11 thoughts on “And Now For Something Completely Different: Can "Panera Cares" Cafes Level the Gluten-Free Cost Playing Field?”

  1. I am confused, are ALL Panera Breads offering Gluten free options? We have severalin the Atlanta are and it is a popular meeting place with friends. I am often relute with ony a coffe or a salad.

    Will they offer eggs without the ciabbatta bread or the souffle without the croissants?

  2. Triumph Dining lists Panera Bread as a restaurant familiar with gluten-free dietary restrictions. As such, they should be able to provide their customers with gluten-free dining options.

    They have announced no intentions to provide gluten-free bread to their customers. I was merely alluding to the fact that purchasing a salad can often be significantly more pricey than purchasing a sandwich, and that gluten-free diners can pay whatever they wish with Panera’s new select pricing model.

  3. I contacted Panera Bread a few months ago and asked why they couldn’t offer a gluten-free bread to it’s customers. She said it wasn’t cost effective. It would be so nice to go in and NOT have to get a salad! Someday maybe…..

  4. Every Panera Bread location keeps a book of nutritional information. This 3 ring binder is readily available behind the counter at the cashier. There is a checklist by category so you can see what soups, salads, and other selections have wheat in them. I think it also lists ingredients if checking for barley, malt etc. I have found it to be up to date. I use it all the time because it makes ordering very simple.

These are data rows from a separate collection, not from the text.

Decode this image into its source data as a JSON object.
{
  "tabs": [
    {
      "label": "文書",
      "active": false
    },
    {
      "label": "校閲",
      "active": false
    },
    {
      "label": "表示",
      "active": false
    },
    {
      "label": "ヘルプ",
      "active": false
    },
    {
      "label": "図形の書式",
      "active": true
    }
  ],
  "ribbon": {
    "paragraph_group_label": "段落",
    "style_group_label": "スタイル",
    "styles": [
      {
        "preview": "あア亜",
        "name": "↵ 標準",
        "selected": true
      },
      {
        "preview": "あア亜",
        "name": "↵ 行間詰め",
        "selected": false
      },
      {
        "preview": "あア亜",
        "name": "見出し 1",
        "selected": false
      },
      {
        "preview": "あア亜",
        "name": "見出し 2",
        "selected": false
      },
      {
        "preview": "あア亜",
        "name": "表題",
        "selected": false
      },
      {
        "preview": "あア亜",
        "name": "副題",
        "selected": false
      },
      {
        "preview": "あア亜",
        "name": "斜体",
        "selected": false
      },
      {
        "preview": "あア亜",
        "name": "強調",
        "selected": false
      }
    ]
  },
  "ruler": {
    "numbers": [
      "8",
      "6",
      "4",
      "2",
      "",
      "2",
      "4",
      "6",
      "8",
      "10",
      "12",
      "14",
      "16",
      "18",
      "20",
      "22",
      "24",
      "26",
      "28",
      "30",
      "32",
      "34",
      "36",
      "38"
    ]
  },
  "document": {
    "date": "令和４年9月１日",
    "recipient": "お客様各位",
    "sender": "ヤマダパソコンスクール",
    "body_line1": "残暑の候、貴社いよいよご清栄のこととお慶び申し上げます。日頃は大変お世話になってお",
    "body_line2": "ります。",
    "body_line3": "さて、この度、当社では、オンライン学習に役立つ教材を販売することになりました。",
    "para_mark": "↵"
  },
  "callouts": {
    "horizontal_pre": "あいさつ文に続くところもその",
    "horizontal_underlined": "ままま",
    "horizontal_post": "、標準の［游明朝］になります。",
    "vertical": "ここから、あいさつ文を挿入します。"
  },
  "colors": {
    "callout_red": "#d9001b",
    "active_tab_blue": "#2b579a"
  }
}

  5. It would be great to have bread at Panera Bread! I love Jason’s Deli because they do offer GF bread and it is very good.

  6. I have been asking when Panera would offer a GF bread and have been “told they are working on it”. To be told now that they won’t because it would not be cost effective is an insult. When there are so many GF choices and I would be willing to pay a little more for the option like I do at other restaurants, this is extremely inconsiderate. They could have a loaf of Rudi’s bread in the freezer. They are giving lip service to meeting our needs. Not a good marketing tool when so many are offering good options.

  7. I was very excited when I just read your comment on Panera. I have not been going there because there was nothing to order but now there is the possibility of new items on your menu. I plan to visit the Dearborn Mi.site which is about a half hour away but please consider Birmingham, Troy, or Rochester area also.
    Thank you

  8. I’ve eaten at Panera Bread several times lately. Yes, it’s been a salad, but the food was delicious and I didn’t get sick! I always bring my own Glutino crackers. Each time I’ve checked in the 3 ring binder that they use to check for gluten. They’ve always been very helpful and patient with me. The manager did tell me to be sure that I told a manager each time that I was ordering gluten-free. The manager then chooses the person to make the salad and no one else touches it. So far it has worked very well.

  9. Panera Bread in Naples FL charges $3 per GF bread item, no matter how large (or small) it is. On the plus side, our Jason’s Deli has Udi’s bread in huge restaurant-special slices for sandwiches and has NO extra charge. Also, if you tell Jason’s manager you’re GF a special order person will be assigned with a clean board, clean knife, and clean gloves. Note that you must tell the manager that the same person must put the chips onto the plate because the end-of-the-counter person who fulfills that chore handles all of the previous sandwiches and does not change gloves for the oncoming GF one.

  10. I have worked for panerabread for 13 years and my son was just diagnosed with celiac 3 months ago. It is very hard for him because unless he wants a salad or black bean soup, he’s out of luck!! He is 9. I don’t see anywhere in the future a gluten free bread coming from them. As previous posted, whoever said” not cost effective ” I believe someone saying that. This has opened my eyes to a new world, we r all still Lear.

  11. I would like to see comments updated from all of the resturants listed. Nearly all are at least three years old.